The Andrades - A story of love and long life
Shanique Samuels, Gleaner Writer
ORANGE RIVER, Clarendon:SYDNEY AND Maudlyn Andrade have been together for 75 years. He is now 102 years old and his wife of more than 60 years is 93 years old. They met in 1939 at a market fair dance and got married 15 years later after the birth of their fifth child. The couple, who is originally from Clarendon, built their home in the rural community of Orange River, where they raised their family.
The couple's third of 11 children, Senveno, described his father as a hard-working farmer who wasn't afraid to plough the lands to feed his family. "He planted cane, orange, chocolate, and coffee. When he farms, my mother would go for the load and then take it to the market," Senveno told Rural Xpress.
He added that she went as far as either Brown's Town or Coronation markets to sell, and would stay there from Thursday through Saturday, then she would return home with the proceeds from her sales.

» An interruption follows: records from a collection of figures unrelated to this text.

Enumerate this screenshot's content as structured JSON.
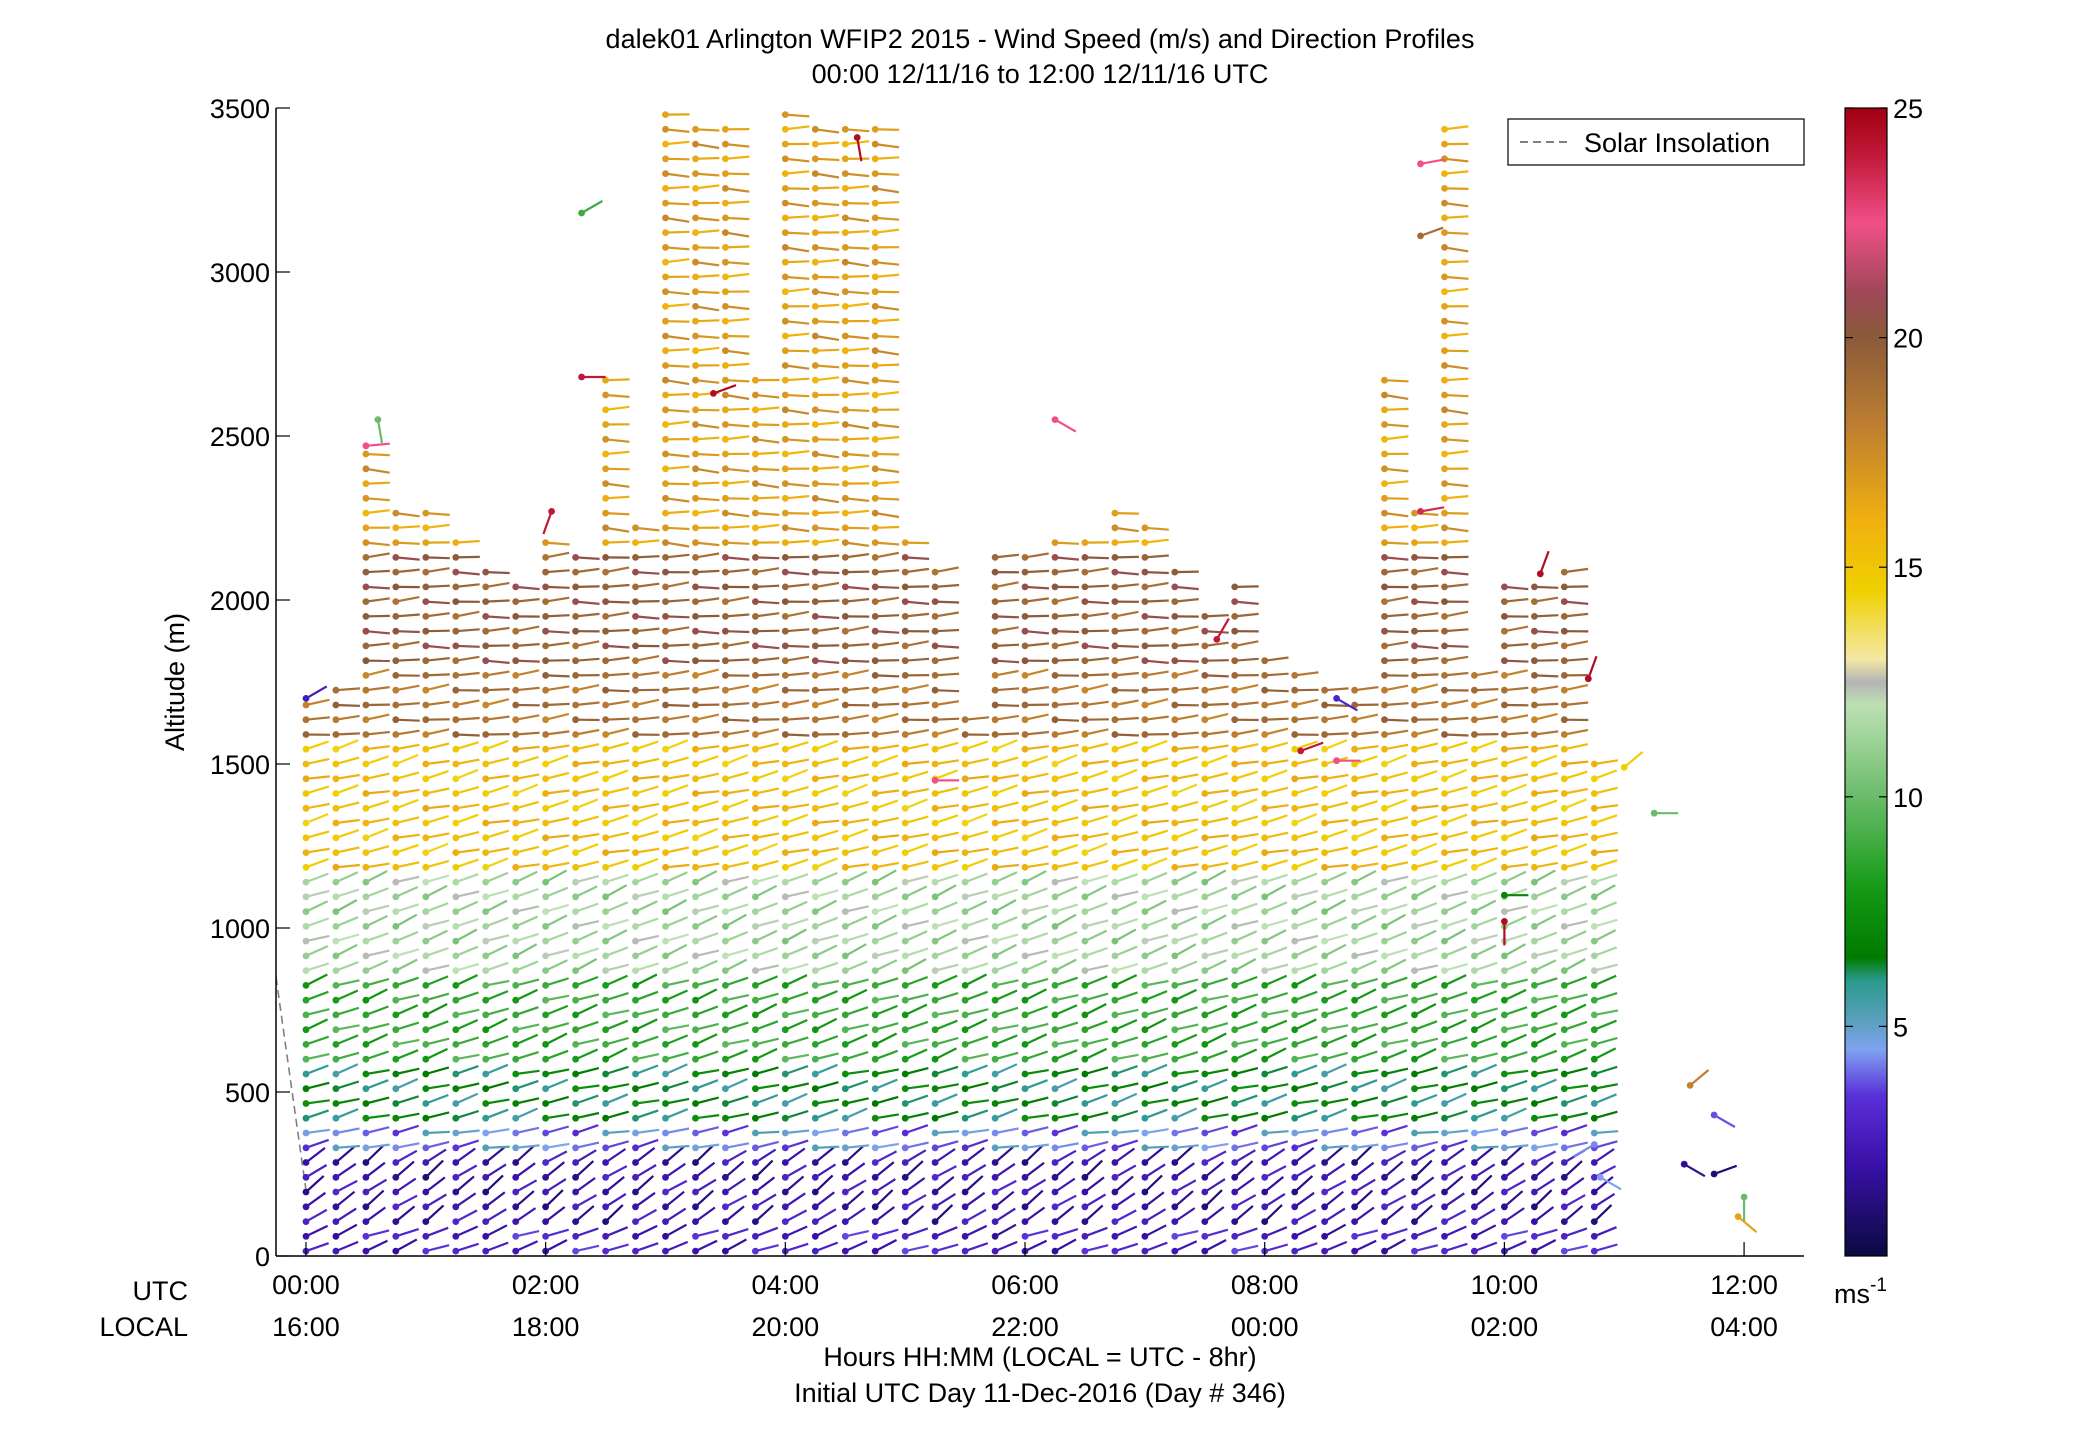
{
  "chart_data": {
    "type": "wind-barb-profile",
    "title": "dalek01 Arlington WFIP2 2015 - Wind Speed (m/s) and Direction Profiles",
    "subtitle": "00:00 12/11/16 to 12:00 12/11/16  UTC",
    "ylabel": "Altitude (m)",
    "xlabel": "Hours HH:MM  (LOCAL = UTC - 8hr)",
    "xlabel2": "Initial UTC Day 11-Dec-2016 (Day # 346)",
    "xlim": [
      -0.25,
      12.5
    ],
    "ylim": [
      0,
      3500
    ],
    "yticks": [
      0,
      500,
      1000,
      1500,
      2000,
      2500,
      3000,
      3500
    ],
    "xrow_labels": {
      "utc": "UTC",
      "local": "LOCAL"
    },
    "xticks": [
      {
        "h": 0,
        "utc": "00:00",
        "local": "16:00"
      },
      {
        "h": 2,
        "utc": "02:00",
        "local": "18:00"
      },
      {
        "h": 4,
        "utc": "04:00",
        "local": "20:00"
      },
      {
        "h": 6,
        "utc": "06:00",
        "local": "22:00"
      },
      {
        "h": 8,
        "utc": "08:00",
        "local": "00:00"
      },
      {
        "h": 10,
        "utc": "10:00",
        "local": "02:00"
      },
      {
        "h": 12,
        "utc": "12:00",
        "local": "04:00"
      }
    ],
    "legend": {
      "label": "Solar Insolation",
      "position": "top-right",
      "line_color": "#808080",
      "line_style": "dashed"
    },
    "solar_insolation": [
      [
        -0.25,
        850
      ],
      [
        0.0,
        200
      ]
    ],
    "colorbar": {
      "range": [
        0,
        25
      ],
      "ticks": [
        5,
        10,
        15,
        20,
        25
      ],
      "unit": "ms",
      "unit_exp": "-1",
      "stops": [
        {
          "v": 0,
          "c": "#0a0a40"
        },
        {
          "v": 2,
          "c": "#3a10a8"
        },
        {
          "v": 3.5,
          "c": "#5a30d8"
        },
        {
          "v": 4.5,
          "c": "#7fa2f0"
        },
        {
          "v": 5.2,
          "c": "#56a0b8"
        },
        {
          "v": 6,
          "c": "#2a9a8c"
        },
        {
          "v": 6.5,
          "c": "#007a00"
        },
        {
          "v": 8,
          "c": "#159a15"
        },
        {
          "v": 10,
          "c": "#6abc6a"
        },
        {
          "v": 12,
          "c": "#bde0b4"
        },
        {
          "v": 12.5,
          "c": "#b4b4b4"
        },
        {
          "v": 13,
          "c": "#f4e8a4"
        },
        {
          "v": 14.5,
          "c": "#f0d000"
        },
        {
          "v": 16,
          "c": "#f0b010"
        },
        {
          "v": 18,
          "c": "#c08030"
        },
        {
          "v": 20,
          "c": "#8a5a3a"
        },
        {
          "v": 21,
          "c": "#a04858"
        },
        {
          "v": 22.5,
          "c": "#f05088"
        },
        {
          "v": 24,
          "c": "#c01838"
        },
        {
          "v": 25,
          "c": "#a00010"
        }
      ]
    },
    "profile_layers": [
      {
        "from": 0,
        "to": 100,
        "speed": 2.8,
        "dir": 250
      },
      {
        "from": 100,
        "to": 300,
        "speed": 2.2,
        "dir": 235
      },
      {
        "from": 300,
        "to": 420,
        "speed": 4.4,
        "dir": 260
      },
      {
        "from": 420,
        "to": 560,
        "speed": 6.6,
        "dir": 255
      },
      {
        "from": 560,
        "to": 850,
        "speed": 8.8,
        "dir": 252
      },
      {
        "from": 850,
        "to": 1150,
        "speed": 11.5,
        "dir": 250
      },
      {
        "from": 1150,
        "to": 1550,
        "speed": 15.4,
        "dir": 257
      },
      {
        "from": 1550,
        "to": 1800,
        "speed": 18.8,
        "dir": 265
      },
      {
        "from": 1800,
        "to": 2150,
        "speed": 19.8,
        "dir": 268
      },
      {
        "from": 2150,
        "to": 3500,
        "speed": 16.8,
        "dir": 272
      }
    ],
    "profile_tops": [
      {
        "h": 0.0,
        "top": 1700
      },
      {
        "h": 0.25,
        "top": 1750
      },
      {
        "h": 0.5,
        "top": 2450
      },
      {
        "h": 0.75,
        "top": 2300
      },
      {
        "h": 1.0,
        "top": 2300
      },
      {
        "h": 1.25,
        "top": 2200
      },
      {
        "h": 1.5,
        "top": 2100
      },
      {
        "h": 1.75,
        "top": 2050
      },
      {
        "h": 2.0,
        "top": 2200
      },
      {
        "h": 2.25,
        "top": 2150
      },
      {
        "h": 2.5,
        "top": 2700
      },
      {
        "h": 2.75,
        "top": 2250
      },
      {
        "h": 3.0,
        "top": 3480
      },
      {
        "h": 3.25,
        "top": 3470
      },
      {
        "h": 3.5,
        "top": 3470
      },
      {
        "h": 3.75,
        "top": 2700
      },
      {
        "h": 4.0,
        "top": 3480
      },
      {
        "h": 4.25,
        "top": 3470
      },
      {
        "h": 4.5,
        "top": 3470
      },
      {
        "h": 4.75,
        "top": 3470
      },
      {
        "h": 5.0,
        "top": 2200
      },
      {
        "h": 5.25,
        "top": 2100
      },
      {
        "h": 5.5,
        "top": 1650
      },
      {
        "h": 5.75,
        "top": 2150
      },
      {
        "h": 6.0,
        "top": 2150
      },
      {
        "h": 6.25,
        "top": 2200
      },
      {
        "h": 6.5,
        "top": 2200
      },
      {
        "h": 6.75,
        "top": 2300
      },
      {
        "h": 7.0,
        "top": 2250
      },
      {
        "h": 7.25,
        "top": 2100
      },
      {
        "h": 7.5,
        "top": 1950
      },
      {
        "h": 7.75,
        "top": 2050
      },
      {
        "h": 8.0,
        "top": 1850
      },
      {
        "h": 8.25,
        "top": 1800
      },
      {
        "h": 8.5,
        "top": 1750
      },
      {
        "h": 8.75,
        "top": 1750
      },
      {
        "h": 9.0,
        "top": 2700
      },
      {
        "h": 9.25,
        "top": 2300
      },
      {
        "h": 9.5,
        "top": 3460
      },
      {
        "h": 9.75,
        "top": 1800
      },
      {
        "h": 10.0,
        "top": 2050
      },
      {
        "h": 10.25,
        "top": 2080
      },
      {
        "h": 10.5,
        "top": 2090
      },
      {
        "h": 10.75,
        "top": 1500
      }
    ],
    "scattered_barbs": [
      {
        "h": 3.4,
        "alt": 2630,
        "speed": 24.5,
        "dir": 250
      },
      {
        "h": 4.6,
        "alt": 3410,
        "speed": 24.5,
        "dir": 350
      },
      {
        "h": 2.3,
        "alt": 2680,
        "speed": 24.0,
        "dir": 270
      },
      {
        "h": 2.05,
        "alt": 2270,
        "speed": 24.0,
        "dir": 20
      },
      {
        "h": 0.5,
        "alt": 2470,
        "speed": 22.5,
        "dir": 265
      },
      {
        "h": 2.3,
        "alt": 3180,
        "speed": 9.0,
        "dir": 240
      },
      {
        "h": 0.6,
        "alt": 2550,
        "speed": 10.0,
        "dir": 350
      },
      {
        "h": 6.25,
        "alt": 2550,
        "speed": 22.5,
        "dir": 300
      },
      {
        "h": 9.3,
        "alt": 3330,
        "speed": 22.5,
        "dir": 260
      },
      {
        "h": 9.3,
        "alt": 3110,
        "speed": 19.0,
        "dir": 250
      },
      {
        "h": 9.3,
        "alt": 2270,
        "speed": 23.5,
        "dir": 260
      },
      {
        "h": 10.3,
        "alt": 2080,
        "speed": 24.5,
        "dir": 200
      },
      {
        "h": 10.7,
        "alt": 1760,
        "speed": 24.5,
        "dir": 200
      },
      {
        "h": 7.6,
        "alt": 1880,
        "speed": 24.0,
        "dir": 210
      },
      {
        "h": 8.3,
        "alt": 1540,
        "speed": 24.0,
        "dir": 250
      },
      {
        "h": 8.6,
        "alt": 1510,
        "speed": 22.5,
        "dir": 270
      },
      {
        "h": 5.25,
        "alt": 1450,
        "speed": 22.5,
        "dir": 270
      },
      {
        "h": 8.6,
        "alt": 1700,
        "speed": 3.0,
        "dir": 300
      },
      {
        "h": 0.0,
        "alt": 1700,
        "speed": 2.5,
        "dir": 240
      },
      {
        "h": 10.0,
        "alt": 1100,
        "speed": 7.0,
        "dir": 270
      },
      {
        "h": 10.0,
        "alt": 1020,
        "speed": 24.5,
        "dir": 0
      },
      {
        "h": 11.25,
        "alt": 1350,
        "speed": 10.0,
        "dir": 270
      },
      {
        "h": 11.0,
        "alt": 1490,
        "speed": 14.5,
        "dir": 230
      },
      {
        "h": 11.55,
        "alt": 520,
        "speed": 18.0,
        "dir": 230
      },
      {
        "h": 11.75,
        "alt": 430,
        "speed": 3.8,
        "dir": 300
      },
      {
        "h": 11.5,
        "alt": 280,
        "speed": 1.5,
        "dir": 300
      },
      {
        "h": 11.75,
        "alt": 250,
        "speed": 1.0,
        "dir": 250
      },
      {
        "h": 11.95,
        "alt": 120,
        "speed": 16.5,
        "dir": 310
      },
      {
        "h": 12.0,
        "alt": 180,
        "speed": 10.0,
        "dir": 0
      },
      {
        "h": 10.75,
        "alt": 340,
        "speed": 4.3,
        "dir": 60
      },
      {
        "h": 10.8,
        "alt": 240,
        "speed": 4.5,
        "dir": 300
      }
    ]
  }
}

One of the couple's granddaughters, Rosemarie, described her grandmother as a disciplinarian, who placed great emphasis on education. "She invested in our education. She made sure we went to school, even when we had no lunch money. On the days when we had no lunch money, she would make lunch and meet us on the way at lunchtime and let us eat and go straight back to school," she said smiling with pride.

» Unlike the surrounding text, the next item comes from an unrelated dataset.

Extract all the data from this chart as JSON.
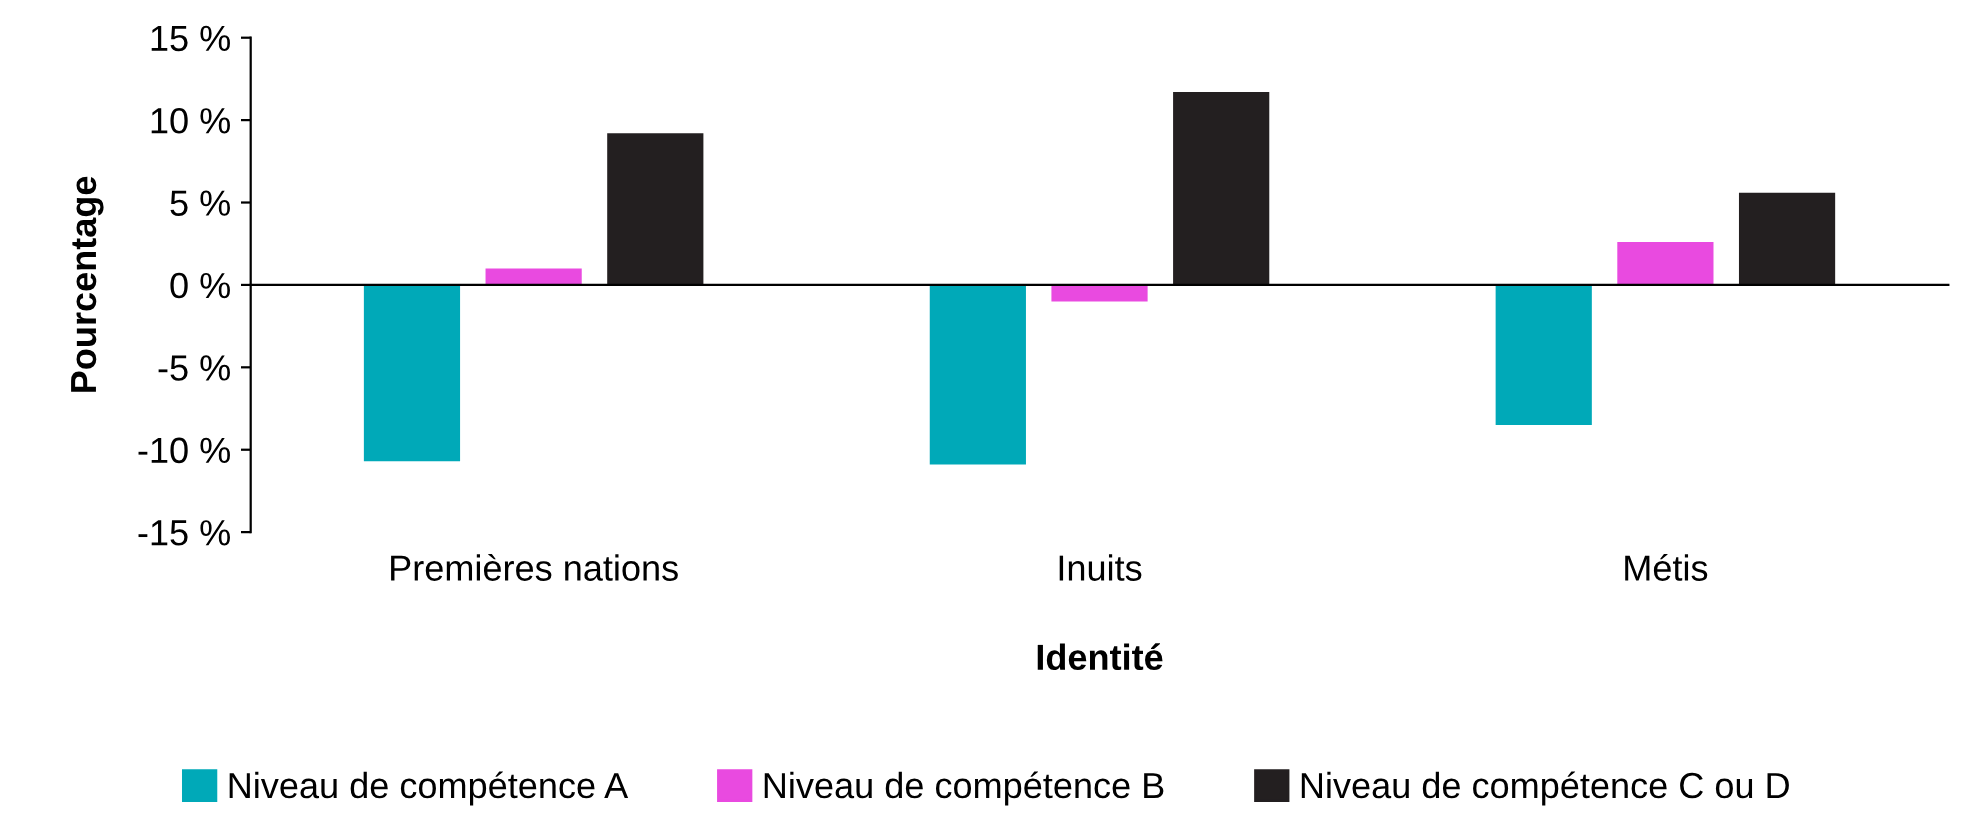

After many years of farming, Sydney decided to try something else. He joined the Jamaica Constabulary Force as a district constable where he served at the Chapelton Police Station for 30 years until he retired. He went back to his fields and worked the lands, until he was no longer able to, as he started to develop Alzheimer's disease.
Together, the couple has seen four generations of offspring directly from the Andrade bloodline.
The Andrades recently held an appreciation celebration at the family home in Orange River in honour of their parents. Mrs Andrade expressed gratitude and a sense of pride knowing that her children, grandchildren, great grandchildren and great great grandchildren - most of whom have migrated, all came back home to show their appreciation and say thanks for the hard work she and her husband put in over the years to care for them. "I am happy that they are here, I feel very good to see so many of them here," she said.
Hyacinth, who is also a granddaughter, described the Andrades' longevity as a blessing. "They lived an honest life, they worked hard for what they have and took good care of us. They kept the Sabbath and, in return, God has blessed them. They are a living example of what God promised us in the Bible if we are faithful to Him."